E’ affetta da nullità, che può essere fatta valere dallo stesso condomino che abbia partecipato all’assemblea ancorché abbia nella stessa espresso voto favorevole, e quindi sottratta al termine di impugnazione di giorni trenta previsto dall’art. 1137 c.c., la delibera dell’assemblea condominiale con la quale, senza il consenso di tutti i condomini, si modifichino i criteri legali ex art. 1123 c.c. o di regolamento contrattuale di riparto delle spese per la prestazione di servizi nell’interesse comune. E ciò, in quanto eventuali deroghe, venendo ad incidere sui diritti individuali del singolo condomino attraverso un mutamento del valore della parte di edificio di sua esclusiva proprietà, possono conseguire soltanto da una convenzione cui egli aderisca.
condominio ripartizione spese
Cass. 14 giugno 2013, n. 15042
Svolgimento del processo
…., con atto di citazione dell’11 settembre 1997 conveniva in giudizio davanti al Tribunale di
Caltanissetta il condominio di …. , chiedendo che venisse dichiarata nulla o, comunque, venisse
annullata e/o dichiarata inefficace la delibera assembleare del 9 settembre 1997 in ordine alla
quale l’attore aveva conferito delega di partecipazione ad altro condomino ex amministratore
dello stabile. Deduceva l’attore che il Condominio deliberando sul punto n. 4 dell’ODG
“chiarimenti delibera assembleare 16 giugno 1992 riflettente la maggiorazione quote
millesimali relativi agli appartamenti adibiti ad uffici”, aveva in effetti proceduto ad un aumento
delle quote millesimale deliberando quindi su un oggetto non rientrante e/o comunque non
sufficientemente indicato nell’ODG. Deduceva comunque l’inefficacia della delibera n quanto la
delega all’ex amministratore non comprendeva l’aumento della ripartizione delle spese.

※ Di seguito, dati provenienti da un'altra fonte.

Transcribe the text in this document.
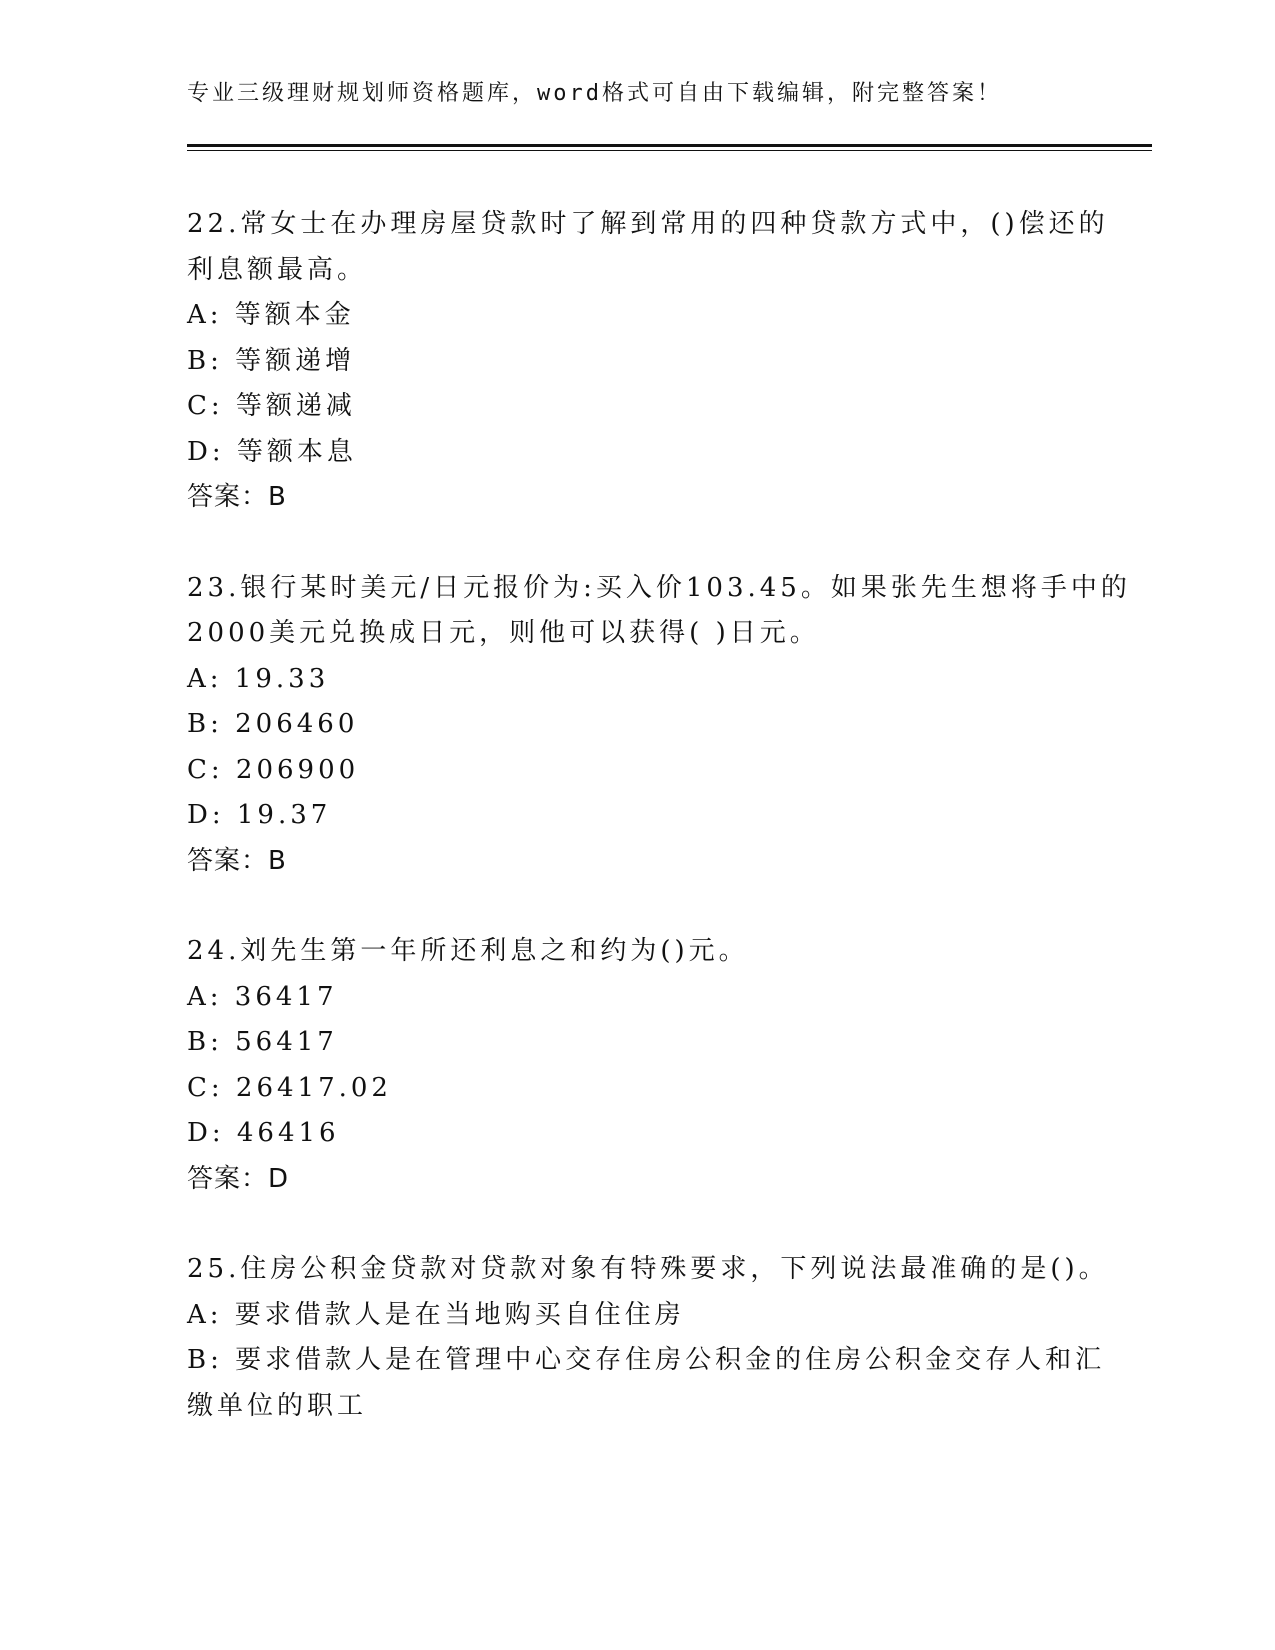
专业三级理财规划师资格题库，word格式可自由下载编辑，附完整答案！
22.常女士在办理房屋贷款时了解到常用的四种贷款方式中，()偿还的
利息额最高。
A: 等额本金
B: 等额递增
C: 等额递减
D: 等额本息
答案：B
23.银行某时美元/日元报价为:买入价103.45。如果张先生想将手中的
2000美元兑换成日元，则他可以获得( )日元。
A: 19.33
B: 206460
C: 206900
D: 19.37
答案：B
24.刘先生第一年所还利息之和约为()元。
A: 36417
B: 56417
C: 26417.02
D: 46416
答案：D
25.住房公积金贷款对贷款对象有特殊要求，下列说法最准确的是()。
A: 要求借款人是在当地购买自住住房
B: 要求借款人是在管理中心交存住房公积金的住房公积金交存人和汇
缴单位的职工
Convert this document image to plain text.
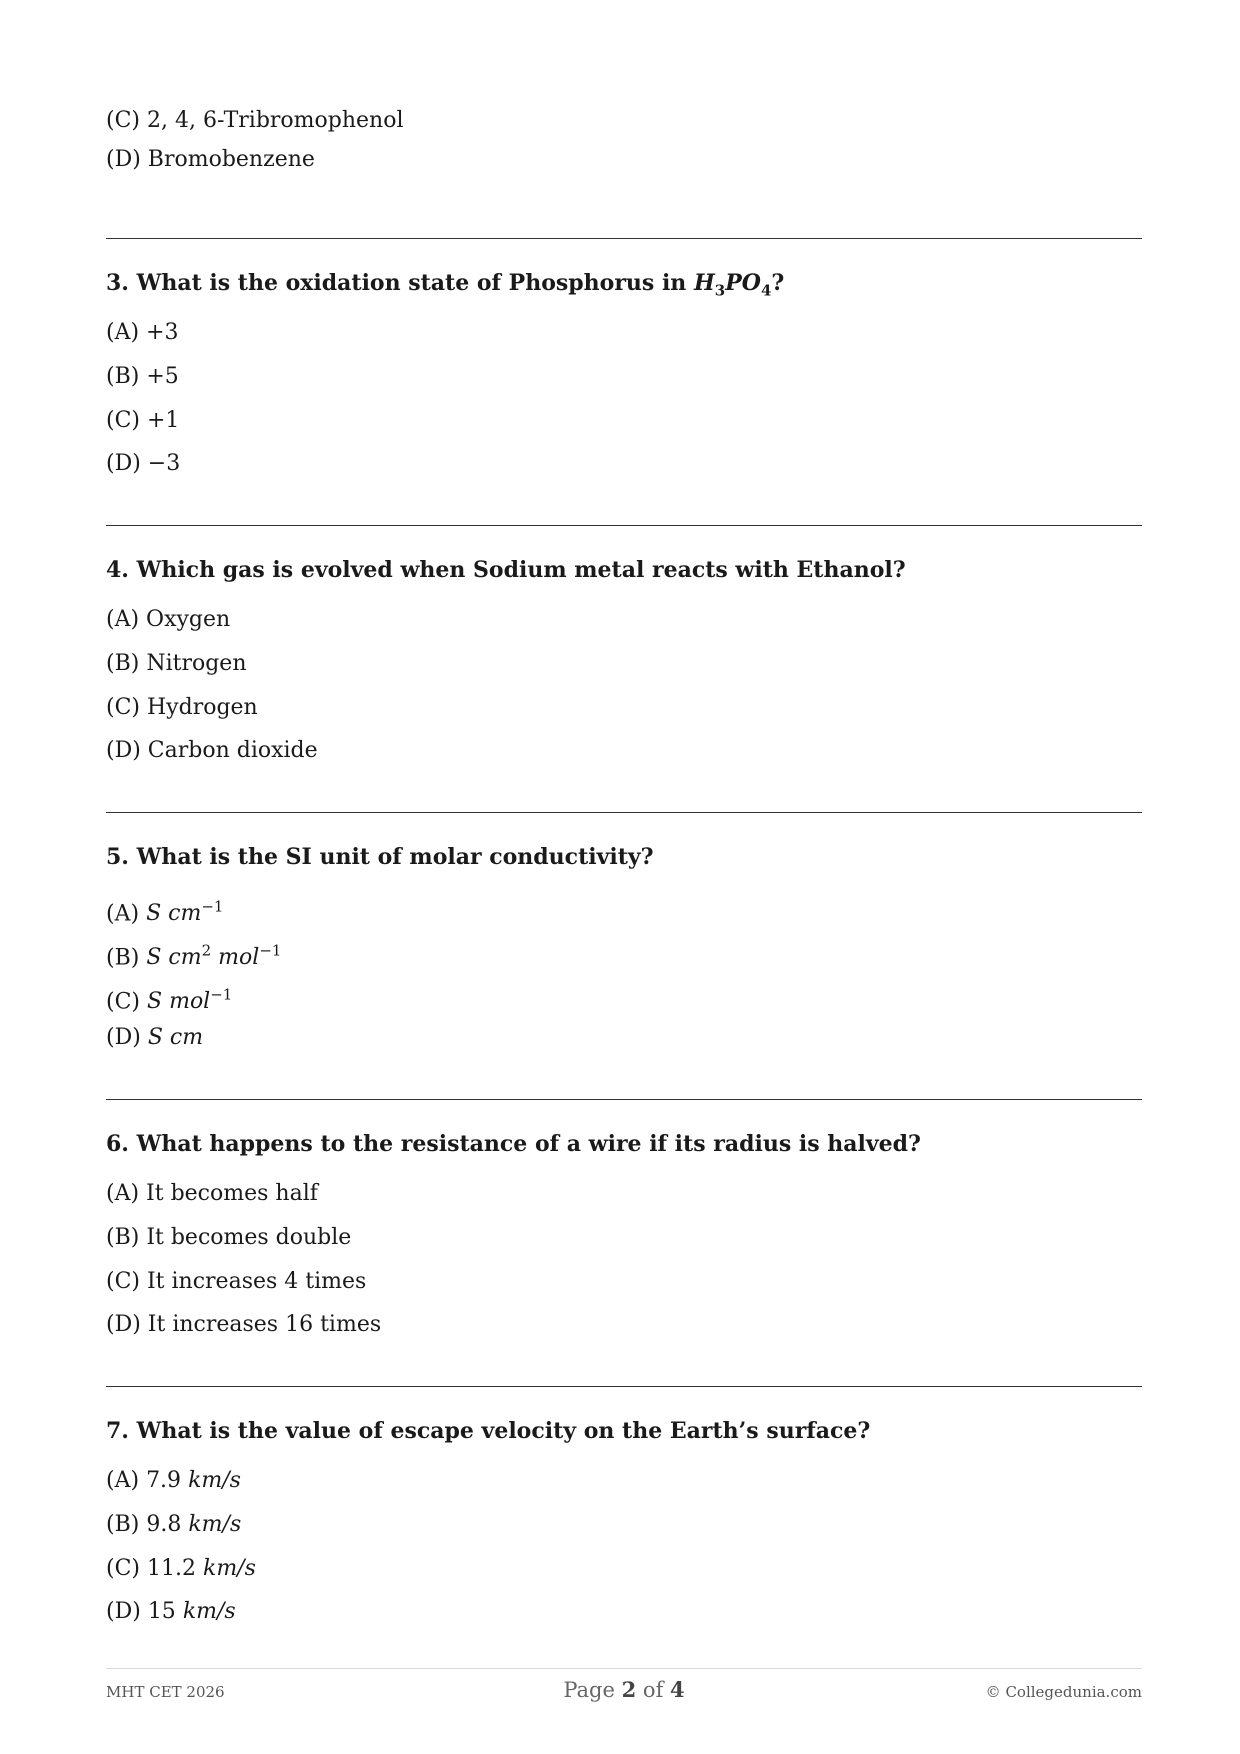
(C) 2, 4, 6-Tribromophenol
(D) Bromobenzene
3. What is the oxidation state of Phosphorus in $H_3PO_4$?
(A) +3
(B) +5
(C) +1
(D) −3
4. Which gas is evolved when Sodium metal reacts with Ethanol?
(A) Oxygen
(B) Nitrogen
(C) Hydrogen
(D) Carbon dioxide
5. What is the SI unit of molar conductivity?
(A) S $cm^{-1}$
(B) S $cm^2$ mol$^{-1}$
(C) S mol$^{-1}$
(D) S cm
6. What happens to the resistance of a wire if its radius is halved?
(A) It becomes half
(B) It becomes double
(C) It increases 4 times
(D) It increases 16 times
7. What is the value of escape velocity on the Earth’s surface?
(A) 7.9 km/s
(B) 9.8 km/s
(C) 11.2 km/s
(D) 15 km/s
MHT CET 2026	Page 2 of 4	© Collegedunia.com
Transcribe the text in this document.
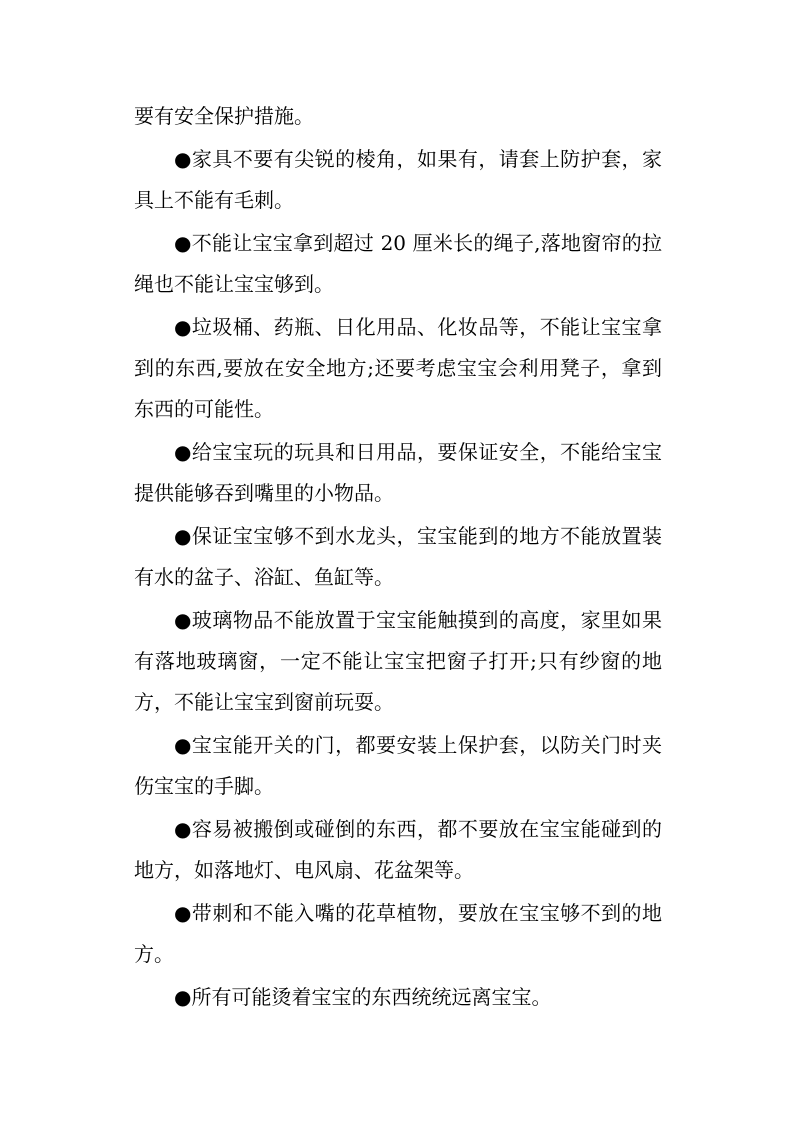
要有安全保护措施。

●家具不要有尖锐的棱角，如果有，请套上防护套，家具上不能有毛刺。

●不能让宝宝拿到超过 20 厘米长的绳子,落地窗帘的拉绳也不能让宝宝够到。

●垃圾桶、药瓶、日化用品、化妆品等，不能让宝宝拿到的东西,要放在安全地方;还要考虑宝宝会利用凳子，拿到东西的可能性。

●给宝宝玩的玩具和日用品，要保证安全，不能给宝宝提供能够吞到嘴里的小物品。

●保证宝宝够不到水龙头，宝宝能到的地方不能放置装有水的盆子、浴缸、鱼缸等。

●玻璃物品不能放置于宝宝能触摸到的高度，家里如果有落地玻璃窗，一定不能让宝宝把窗子打开;只有纱窗的地方，不能让宝宝到窗前玩耍。

●宝宝能开关的门，都要安装上保护套，以防关门时夹伤宝宝的手脚。

●容易被搬倒或碰倒的东西，都不要放在宝宝能碰到的地方，如落地灯、电风扇、花盆架等。

●带刺和不能入嘴的花草植物，要放在宝宝够不到的地方。

●所有可能烫着宝宝的东西统统远离宝宝。
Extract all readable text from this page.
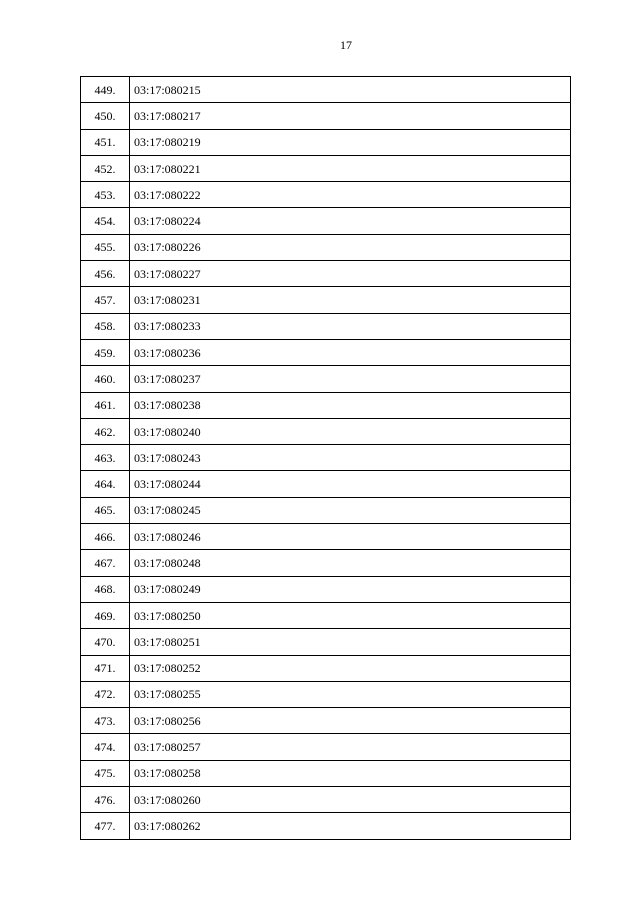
17
449.	03:17:080215
450.	03:17:080217
451.	03:17:080219
452.	03:17:080221
453.	03:17:080222
454.	03:17:080224
455.	03:17:080226
456.	03:17:080227
457.	03:17:080231
458.	03:17:080233
459.	03:17:080236
460.	03:17:080237
461.	03:17:080238
462.	03:17:080240
463.	03:17:080243
464.	03:17:080244
465.	03:17:080245
466.	03:17:080246
467.	03:17:080248
468.	03:17:080249
469.	03:17:080250
470.	03:17:080251
471.	03:17:080252
472.	03:17:080255
473.	03:17:080256
474.	03:17:080257
475.	03:17:080258
476.	03:17:080260
477.	03:17:080262
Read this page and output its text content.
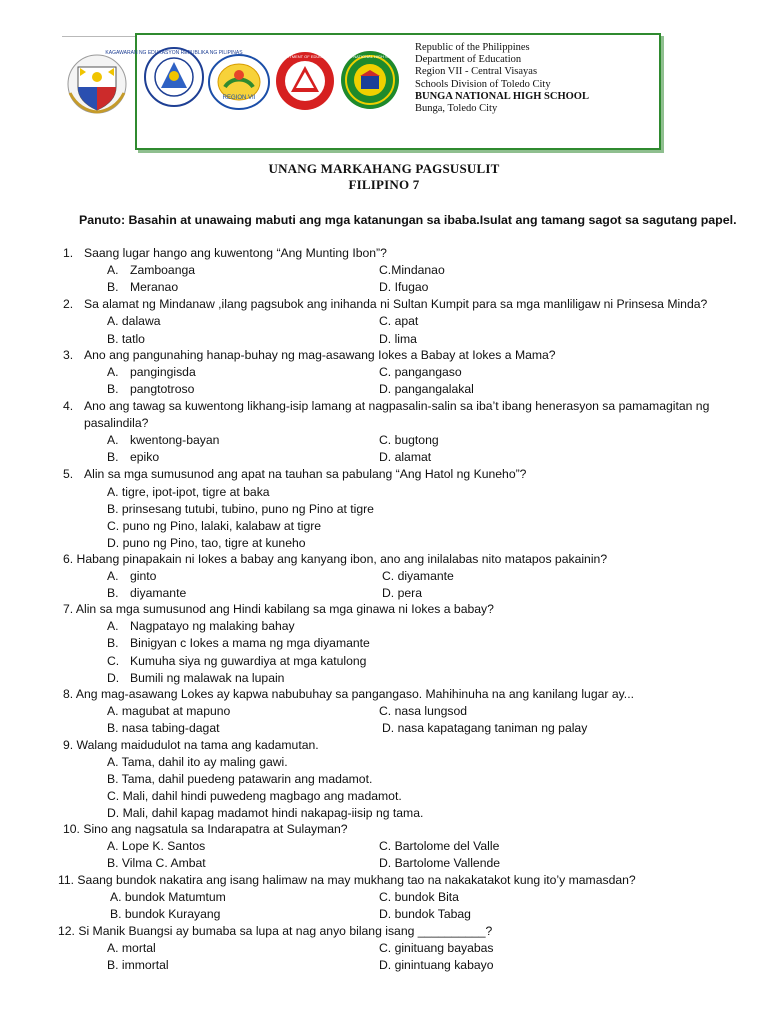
KAGAWARAN NG EDUKASYON REPUBLIKA NG PILIPINAS
REGION VII
DEPARTMENT OF EDUCATION BUNGA NATIONAL HIGH SCHOOL
Republic of the Philippines
Department of Education
Region VII - Central Visayas
Schools Division of Toledo City
BUNGA NATIONAL HIGH SCHOOL
Bunga, Toledo City
UNANG MARKAHANG PAGSUSULIT
FILIPINO 7
Panuto: Basahin at unawaing mabuti ang mga katanungan sa ibaba.Isulat ang tamang sagot sa sagutang papel.
1. Saang lugar hango ang kuwentong “Ang Munting Ibon”?
A. Zamboanga	C.Mindanao
B. Meranao	D. Ifugao
2. Sa alamat ng Mindanaw ,ilang pagsubok ang inihanda ni Sultan Kumpit para sa mga manliligaw ni Prinsesa Minda?
A. dalawa	C. apat
B. tatlo	D. lima
3. Ano ang pangunahing hanap-buhay ng mag-asawang Iokes a Babay at Iokes a Mama?
A. pangingisda	C. pangangaso
B. pangtotroso	D. pangangalakal
4. Ano ang tawag sa kuwentong likhang-isip lamang at nagpasalin-salin sa iba’t ibang henerasyon sa pamamagitan ng
pasalindila?
A. kwentong-bayan	C. bugtong
B. epiko	D. alamat
5. Alin sa mga sumusunod ang apat na tauhan sa pabulang “Ang Hatol ng Kuneho”?
A. tigre, ipot-ipot, tigre at baka
B. prinsesang tutubi, tubino, puno ng Pino at tigre
C. puno ng Pino, lalaki, kalabaw at tigre
D. puno ng Pino, tao, tigre at kuneho
6. Habang pinapakain ni Iokes a babay ang kanyang ibon, ano ang inilalabas nito matapos pakainin?
A. ginto	C. diyamante
B. diyamante	D. pera
7. Alin sa mga sumusunod ang Hindi kabilang sa mga ginawa ni Iokes a babay?
A. Nagpatayo ng malaking bahay
B. Binigyan c Iokes a mama ng mga diyamante
C. Kumuha siya ng guwardiya at mga katulong
D. Bumili ng malawak na lupain
8. Ang mag-asawang Lokes ay kapwa nabubuhay sa pangangaso. Mahihinuha na ang kanilang lugar ay...
A. magubat at mapuno	C. nasa lungsod
B. nasa tabing-dagat	D. nasa kapatagang taniman ng palay
9. Walang maidudulot na tama ang kadamutan.
A. Tama, dahil ito ay maling gawi.
B. Tama, dahil puedeng patawarin ang madamot.
C. Mali, dahil hindi puwedeng magbago ang madamot.
D. Mali, dahil kapag madamot hindi nakapag-iisip ng tama.
10. Sino ang nagsatula sa Indarapatra at Sulayman?
A. Lope K. Santos	C. Bartolome del Valle
B. Vilma C. Ambat	D. Bartolome Vallende
11. Saang bundok nakatira ang isang halimaw na may mukhang tao na nakakatakot kung ito’y mamasdan?
A. bundok Matumtum	C. bundok Bita
B. bundok Kurayang	D. bundok Tabag
12. Si Manik Buangsi ay bumaba sa lupa at nag anyo bilang isang __________?
A. mortal	C. ginituang bayabas
B. immortal	D. ginintuang kabayo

Deduceva comunque l’annullabilità della delibera perché adottata sulla base della volontà
manifestata dall’ex amministratore delegato in conflitto di interessi con l’attore atteso che lo
stesso essendo condomino aveva tratto vantaggio dalla deliberata maggiorazione millesimali
per gli immobili adibiti ad ufficio atteso che tale maggiorazione comportava una diminuzione
delle quote degli altri appartamenti, la nullità della delibera perché aveva adottato una
ripartizione delle spese non conforme a legge. Si costituiva il Condominio, chiedendo il rigetto
delle domande attoree. Il Tribunale di Caltanissetta con sentenza n. 237 del 2001 rigettava la
domanda, rilevando che il termini chiarimenti sulla precedente delibera del 1992 termine
contenuto nell’ODG per la sua ampiezza comprendeva n sé anche la possibilità di aumentare le
quote stesse, per altro la delega conferita dall’attore per farsi rappresentare non conteneva
alcuna limitazione e pertanto la volontà espressa dal rappresentante era pienamente valida ed
efficace. Avverso questa sentenza proponeva appello …. . Non si costituiva il Condominio. La
Corte di Appello di Caltanissetta rigettava l’appello e confermava la sentenza impugnata.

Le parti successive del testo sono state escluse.